Financial data company FICO is behind the most popular measure of credit — the FICO Score — and its new report shows that FICO Scores have improved to a record high. The company says that higher employment and some medical debts being removed from credit reports are among the forces driving this improvement.

Why credit scores are rising

According to FICO, the average credit score is now 718, which is well into the realm that’s considered “good” credit. It’s the highest ever average score reported by the company, and the first increase since April 2021, when the average was 716. America’s average credit score has increased significantly during the pandemic years, rising from 708 in April 2020 to 718 today.

One reason for the recent improvement is that medical debts under $500 have been removed from Americans’ credit reports. Credit bureaus have been planning to do this for a long time, and earlier this year, they finished implementing the change. FICO says that while the change didn’t affect a huge number of borrowers, those who did have a medical debt removed from their report between April 2022 and April 2023 likely saw an increase in their FICO Score as a result.

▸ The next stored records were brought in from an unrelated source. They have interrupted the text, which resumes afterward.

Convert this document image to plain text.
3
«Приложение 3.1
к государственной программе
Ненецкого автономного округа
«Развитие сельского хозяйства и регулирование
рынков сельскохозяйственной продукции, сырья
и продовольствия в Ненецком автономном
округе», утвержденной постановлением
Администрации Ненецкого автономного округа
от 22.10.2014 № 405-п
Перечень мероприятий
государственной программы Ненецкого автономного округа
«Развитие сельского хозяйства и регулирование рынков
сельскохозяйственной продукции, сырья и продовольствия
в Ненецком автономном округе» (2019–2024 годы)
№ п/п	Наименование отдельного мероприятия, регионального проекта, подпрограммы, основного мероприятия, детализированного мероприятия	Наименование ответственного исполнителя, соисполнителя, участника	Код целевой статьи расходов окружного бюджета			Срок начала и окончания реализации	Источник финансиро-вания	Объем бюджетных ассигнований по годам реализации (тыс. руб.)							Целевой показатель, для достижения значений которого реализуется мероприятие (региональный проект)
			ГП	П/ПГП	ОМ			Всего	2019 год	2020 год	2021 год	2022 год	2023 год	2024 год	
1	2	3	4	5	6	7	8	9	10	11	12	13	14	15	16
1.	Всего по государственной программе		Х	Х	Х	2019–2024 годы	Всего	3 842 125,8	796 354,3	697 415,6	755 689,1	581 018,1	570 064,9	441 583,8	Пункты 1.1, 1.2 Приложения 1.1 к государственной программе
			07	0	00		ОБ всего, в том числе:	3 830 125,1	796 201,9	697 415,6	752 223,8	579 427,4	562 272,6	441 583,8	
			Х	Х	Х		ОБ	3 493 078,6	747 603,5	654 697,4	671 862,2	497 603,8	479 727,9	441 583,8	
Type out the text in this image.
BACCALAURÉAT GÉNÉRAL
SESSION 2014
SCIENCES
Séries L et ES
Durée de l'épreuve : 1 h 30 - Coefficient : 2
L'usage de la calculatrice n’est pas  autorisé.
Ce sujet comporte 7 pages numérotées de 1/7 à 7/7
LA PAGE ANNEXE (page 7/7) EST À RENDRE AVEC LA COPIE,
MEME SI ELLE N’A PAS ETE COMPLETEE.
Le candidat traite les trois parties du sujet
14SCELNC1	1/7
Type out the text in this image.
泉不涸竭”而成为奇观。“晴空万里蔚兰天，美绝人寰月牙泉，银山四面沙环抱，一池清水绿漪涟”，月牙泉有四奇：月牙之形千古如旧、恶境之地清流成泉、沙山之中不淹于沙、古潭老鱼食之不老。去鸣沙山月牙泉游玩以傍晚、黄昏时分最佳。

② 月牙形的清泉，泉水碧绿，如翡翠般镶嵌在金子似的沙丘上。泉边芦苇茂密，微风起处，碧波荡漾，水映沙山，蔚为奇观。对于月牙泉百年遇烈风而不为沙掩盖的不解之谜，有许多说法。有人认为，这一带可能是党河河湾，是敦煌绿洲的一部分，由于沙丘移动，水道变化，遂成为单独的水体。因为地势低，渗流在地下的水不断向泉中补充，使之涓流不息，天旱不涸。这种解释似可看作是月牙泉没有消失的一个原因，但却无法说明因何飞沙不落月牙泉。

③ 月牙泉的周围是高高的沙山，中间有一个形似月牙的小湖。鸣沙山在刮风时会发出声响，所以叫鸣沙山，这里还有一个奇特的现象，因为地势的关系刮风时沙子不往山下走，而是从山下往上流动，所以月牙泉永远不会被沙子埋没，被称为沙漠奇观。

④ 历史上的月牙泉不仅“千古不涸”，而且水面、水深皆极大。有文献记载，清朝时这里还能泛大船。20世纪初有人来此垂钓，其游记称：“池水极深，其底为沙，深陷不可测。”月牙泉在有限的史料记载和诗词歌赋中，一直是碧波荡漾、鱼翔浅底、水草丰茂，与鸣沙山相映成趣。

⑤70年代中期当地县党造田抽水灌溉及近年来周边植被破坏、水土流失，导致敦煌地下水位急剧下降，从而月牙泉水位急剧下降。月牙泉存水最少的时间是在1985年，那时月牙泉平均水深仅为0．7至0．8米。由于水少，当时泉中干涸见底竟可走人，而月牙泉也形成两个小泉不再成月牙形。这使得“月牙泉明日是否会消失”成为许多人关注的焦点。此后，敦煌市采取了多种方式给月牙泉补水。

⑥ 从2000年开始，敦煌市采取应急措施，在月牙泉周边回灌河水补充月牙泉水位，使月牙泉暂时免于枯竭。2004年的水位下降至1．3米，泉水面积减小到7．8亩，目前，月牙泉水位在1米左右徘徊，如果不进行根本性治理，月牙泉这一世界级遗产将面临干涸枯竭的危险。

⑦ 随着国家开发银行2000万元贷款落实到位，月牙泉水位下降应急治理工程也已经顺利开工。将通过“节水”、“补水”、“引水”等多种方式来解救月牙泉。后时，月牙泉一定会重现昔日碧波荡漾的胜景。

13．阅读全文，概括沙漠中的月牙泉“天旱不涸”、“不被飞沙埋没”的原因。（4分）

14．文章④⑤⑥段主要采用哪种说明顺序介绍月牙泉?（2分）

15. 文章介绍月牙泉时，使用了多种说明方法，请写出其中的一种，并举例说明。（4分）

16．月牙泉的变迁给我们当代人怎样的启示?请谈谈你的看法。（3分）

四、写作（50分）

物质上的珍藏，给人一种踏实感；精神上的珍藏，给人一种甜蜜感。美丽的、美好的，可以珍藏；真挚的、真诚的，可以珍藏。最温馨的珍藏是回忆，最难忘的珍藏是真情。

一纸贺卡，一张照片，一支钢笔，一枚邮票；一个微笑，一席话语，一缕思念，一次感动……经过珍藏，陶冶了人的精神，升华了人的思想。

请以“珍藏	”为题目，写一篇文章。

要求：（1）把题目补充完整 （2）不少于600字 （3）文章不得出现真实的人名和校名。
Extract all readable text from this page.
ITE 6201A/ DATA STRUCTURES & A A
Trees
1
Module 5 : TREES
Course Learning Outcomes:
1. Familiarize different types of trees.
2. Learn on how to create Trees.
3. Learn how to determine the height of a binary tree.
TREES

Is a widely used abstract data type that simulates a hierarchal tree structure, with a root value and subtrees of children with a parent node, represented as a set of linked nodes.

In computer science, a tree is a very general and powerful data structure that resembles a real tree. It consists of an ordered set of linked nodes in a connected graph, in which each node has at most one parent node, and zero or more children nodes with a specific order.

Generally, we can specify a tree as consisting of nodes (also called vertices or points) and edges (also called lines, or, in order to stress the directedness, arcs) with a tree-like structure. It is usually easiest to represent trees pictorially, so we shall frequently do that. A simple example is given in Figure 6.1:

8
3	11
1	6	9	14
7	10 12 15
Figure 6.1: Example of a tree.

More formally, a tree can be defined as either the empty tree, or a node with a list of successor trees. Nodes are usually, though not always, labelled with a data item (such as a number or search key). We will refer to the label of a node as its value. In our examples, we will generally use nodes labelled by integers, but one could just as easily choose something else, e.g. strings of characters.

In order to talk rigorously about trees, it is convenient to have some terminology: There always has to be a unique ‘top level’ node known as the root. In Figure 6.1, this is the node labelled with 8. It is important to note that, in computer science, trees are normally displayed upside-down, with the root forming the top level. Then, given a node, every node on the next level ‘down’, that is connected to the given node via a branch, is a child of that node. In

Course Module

FICO also points out that credit scores have inched higher partly because the unemployment rate has returned to pre-pandemic levels, near record lows. Naturally, higher employment means more Americans are earning wages, putting them in a better place to pay bills.

It’s worth noting that while credit scores are on average the highest they’ve ever been, so too is the level of credit card debt. Earlier in the year, the total credit card debt of all U.S. borrowers surpassed $1 trillion, or almost $6,000 per household.

All said, the fact that the average score is up doesn’t mean that the financial situations of their owners are improving, besides general credit worthiness.

How to improve your credit score

Having a high credit score can help you get approved for certain credit cards, as well as lower rates and better terms on mortgages, auto loans and more.

One of the best ways to improve your credit score is to make payments on time. Missed payments are a mark on your score, and timely ones are a sign of responsibility that will increase your score over the long haul. Setting up automated payments is a simple way to ensure that you’re doing this. Paying off outstanding balances is also a good idea.

If you can help it, keeping your utilization rate low also helps. Using 30% or less of the total amount of credit available to you is best. You should also avoid closing out credit accounts, as doing this can hurt your score. Instead, consider downgrading your less-used cards.

Finally, you can get a boost to your credit score by finding and reporting errors that are hurting your score. Getting delinquent payments or accounts that aren’t yours removed from your report will help your score.